Sunday, September 01, 2013

A few of my best photographs

click photo to enlarge
For a number of years I've had a link in the sidebar of the blog to a "Best of PhotoReflect". This showed some of what I consider to be my better efforts with a camera. However, the external service I used for that purpose kept introducing changes and "improvements" in a way that has caused me to ditch them.

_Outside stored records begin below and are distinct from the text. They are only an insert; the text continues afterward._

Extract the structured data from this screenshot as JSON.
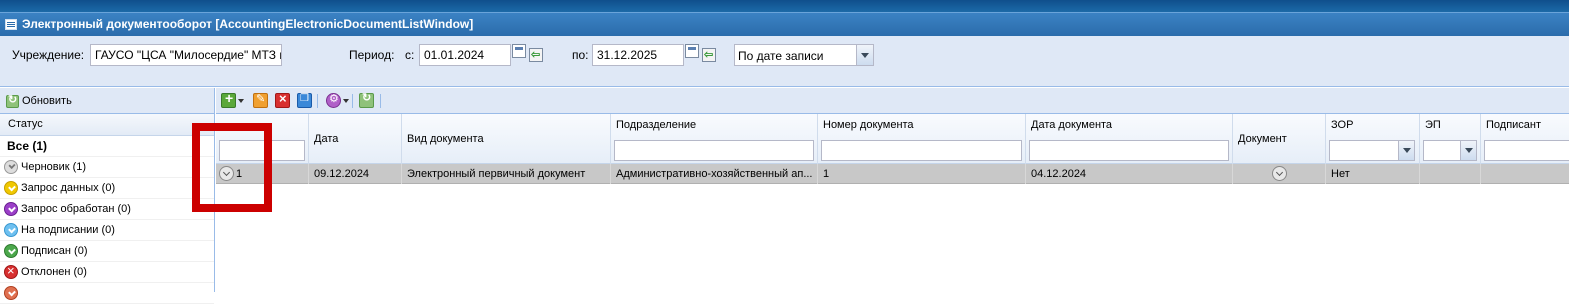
{
  "window": {
    "title": "Электронный документооборот [AccountingElectronicDocumentListWindow]"
  },
  "filters": {
    "institution_label": "Учреждение:",
    "institution_value": "ГАУСО \"ЦСА \"Милосердие\" МТЗ и",
    "period_label": "Период:",
    "from_label": "с:",
    "from_value": "01.01.2024",
    "to_label": "по:",
    "to_value": "31.12.2025",
    "date_mode_value": "По дате записи"
  },
  "left_panel": {
    "refresh_label": "Обновить",
    "status_header": "Статус",
    "statuses": [
      {
        "label": "Все (1)",
        "icon": "none"
      },
      {
        "label": "Черновик (1)",
        "icon": "grey-check-icon",
        "color": "#dddddd"
      },
      {
        "label": "Запрос данных (0)",
        "icon": "yellow-check-icon",
        "color": "#f0c800"
      },
      {
        "label": "Запрос обработан (0)",
        "icon": "purple-check-icon",
        "color": "#9b3fc8"
      },
      {
        "label": "На подписании (0)",
        "icon": "blue-check-icon",
        "color": "#6ec0f0"
      },
      {
        "label": "Подписан (0)",
        "icon": "green-check-icon",
        "color": "#4ca84c"
      },
      {
        "label": "Отклонен (0)",
        "icon": "red-cross-icon",
        "color": "#d83030"
      },
      {
        "label": "",
        "icon": "orange-icon",
        "color": "#e07050"
      }
    ]
  },
  "grid": {
    "columns": [
      {
        "label": "",
        "filter": "text"
      },
      {
        "label": "Дата",
        "filter": "none"
      },
      {
        "label": "Вид документа",
        "filter": "none"
      },
      {
        "label": "Подразделение",
        "filter": "text"
      },
      {
        "label": "Номер документа",
        "filter": "text"
      },
      {
        "label": "Дата документа",
        "filter": "text"
      },
      {
        "label": "Документ",
        "filter": "none"
      },
      {
        "label": "ЗОР",
        "filter": "combo"
      },
      {
        "label": "ЭП",
        "filter": "combo"
      },
      {
        "label": "Подписант",
        "filter": "text"
      }
    ],
    "rows": [
      {
        "num": "1",
        "date": "09.12.2024",
        "doc_type": "Электронный первичный документ",
        "department": "Административно-хозяйственный ап...",
        "doc_number": "1",
        "doc_date": "04.12.2024",
        "document": "",
        "zor": "Нет",
        "ep": "",
        "signer": ""
      }
    ]
  },
  "annotation": {
    "color": "#cc0000"
  }
}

So, to give anyone who wants a flavour of what the blog is about, at least as far as the photographs go, I've put together a page of ten colour shots and a page of ten black and whites. These can be reached through the side bar links as usual. I say they are my ten best in each category, but that isn't strictly true. Why? Because those lists are going to be different each time I compile them. I'd like to think any future changes will be due to me becoming a better photographer and producing images that I rate more highly than earlier ones. But that isn't going to be the case, or it will apply only in the odd instance. The fact is, once I get past the first couple of shots in each category the rest that I add depend pretty much on how I feel at the time.

I will change these lists periodically, though not too often. Incidentally the borders of the photographs differ. That's because I'm an inveterate fiddler and change my presentation now and again. I haven't linked any of the photographs to their blog posts. I may do that at some point in the future.

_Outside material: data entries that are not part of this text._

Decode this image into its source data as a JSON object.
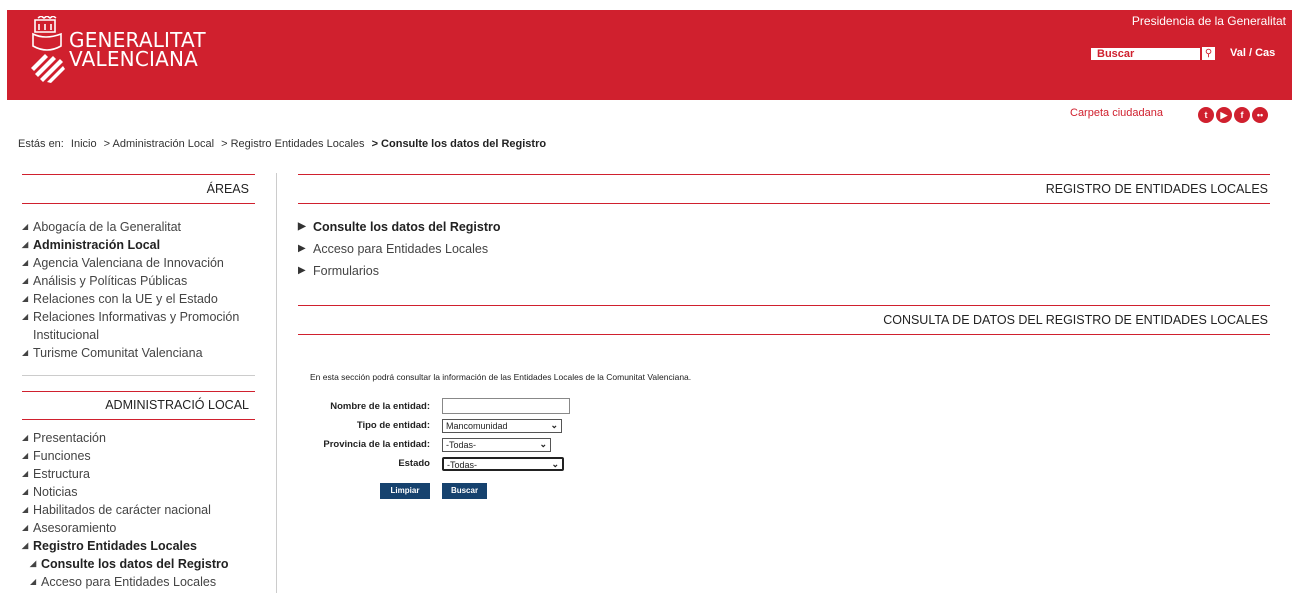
{
  "header": {
    "logo_line1": "GENERALITAT",
    "logo_line2": "VALENCIANA",
    "presidencia": "Presidencia de la Generalitat",
    "search_label": "Buscar",
    "search_icon": "magnifier-icon",
    "lang": "Val / Cas",
    "brand_color": "#d0202e"
  },
  "utility": {
    "carpeta": "Carpeta ciudadana",
    "social": [
      "twitter-icon",
      "youtube-icon",
      "facebook-icon",
      "flickr-icon"
    ]
  },
  "breadcrumb": {
    "prefix": "Estás en:",
    "items": [
      "Inicio",
      "> Administración Local",
      "> Registro Entidades Locales",
      "> Consulte los datos del Registro"
    ]
  },
  "sidebar": {
    "areas_title": "ÁREAS",
    "areas": [
      "Abogacía de la Generalitat",
      "Administración Local",
      "Agencia Valenciana de Innovación",
      "Análisis y Políticas Públicas",
      "Relaciones con la UE y el Estado",
      "Relaciones Informativas y Promoción Institucional",
      "Turisme Comunitat Valenciana"
    ],
    "admin_title": "ADMINISTRACIÓ LOCAL",
    "admin": [
      "Presentación",
      "Funciones",
      "Estructura",
      "Noticias",
      "Habilitados de carácter nacional",
      "Asesoramiento",
      "Registro Entidades Locales",
      "Consulte los datos del Registro",
      "Acceso para Entidades Locales"
    ]
  },
  "main": {
    "section_title": "REGISTRO DE ENTIDADES LOCALES",
    "links": [
      "Consulte los datos del Registro",
      "Acceso para Entidades Locales",
      "Formularios"
    ],
    "consulta_title": "CONSULTA DE DATOS DEL REGISTRO DE ENTIDADES LOCALES",
    "intro": "En esta sección podrá consultar la información de las Entidades Locales de la Comunitat Valenciana.",
    "form": {
      "nombre_label": "Nombre de la entidad:",
      "nombre_value": "",
      "tipo_label": "Tipo de entidad:",
      "tipo_value": "Mancomunidad",
      "provincia_label": "Provincia de la entidad:",
      "provincia_value": "-Todas-",
      "estado_label": "Estado",
      "estado_value": "-Todas-",
      "limpiar": "Limpiar",
      "buscar": "Buscar"
    }
  }
}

Today's photograph isn't one that I count among my very best. In fact its a reject, one I prepared for posting then cast aside after I changed my mind. It shows a bier and a tomb in the church of St Andrew at Rippingale, Lincolnshire. The wheeled bier, probably Victorian, is still used to transport the coffin into the church and, after the service, to the grave in the churchyard. It stands in front of a wall tomb-chest that has a lady on top. She is surmounted by an ogee canopy with damaged cusps, fleurons and plentiful ballflower ornament. All the indications - dress, ornament etc - are that it dates from the the period 1300 to 1350.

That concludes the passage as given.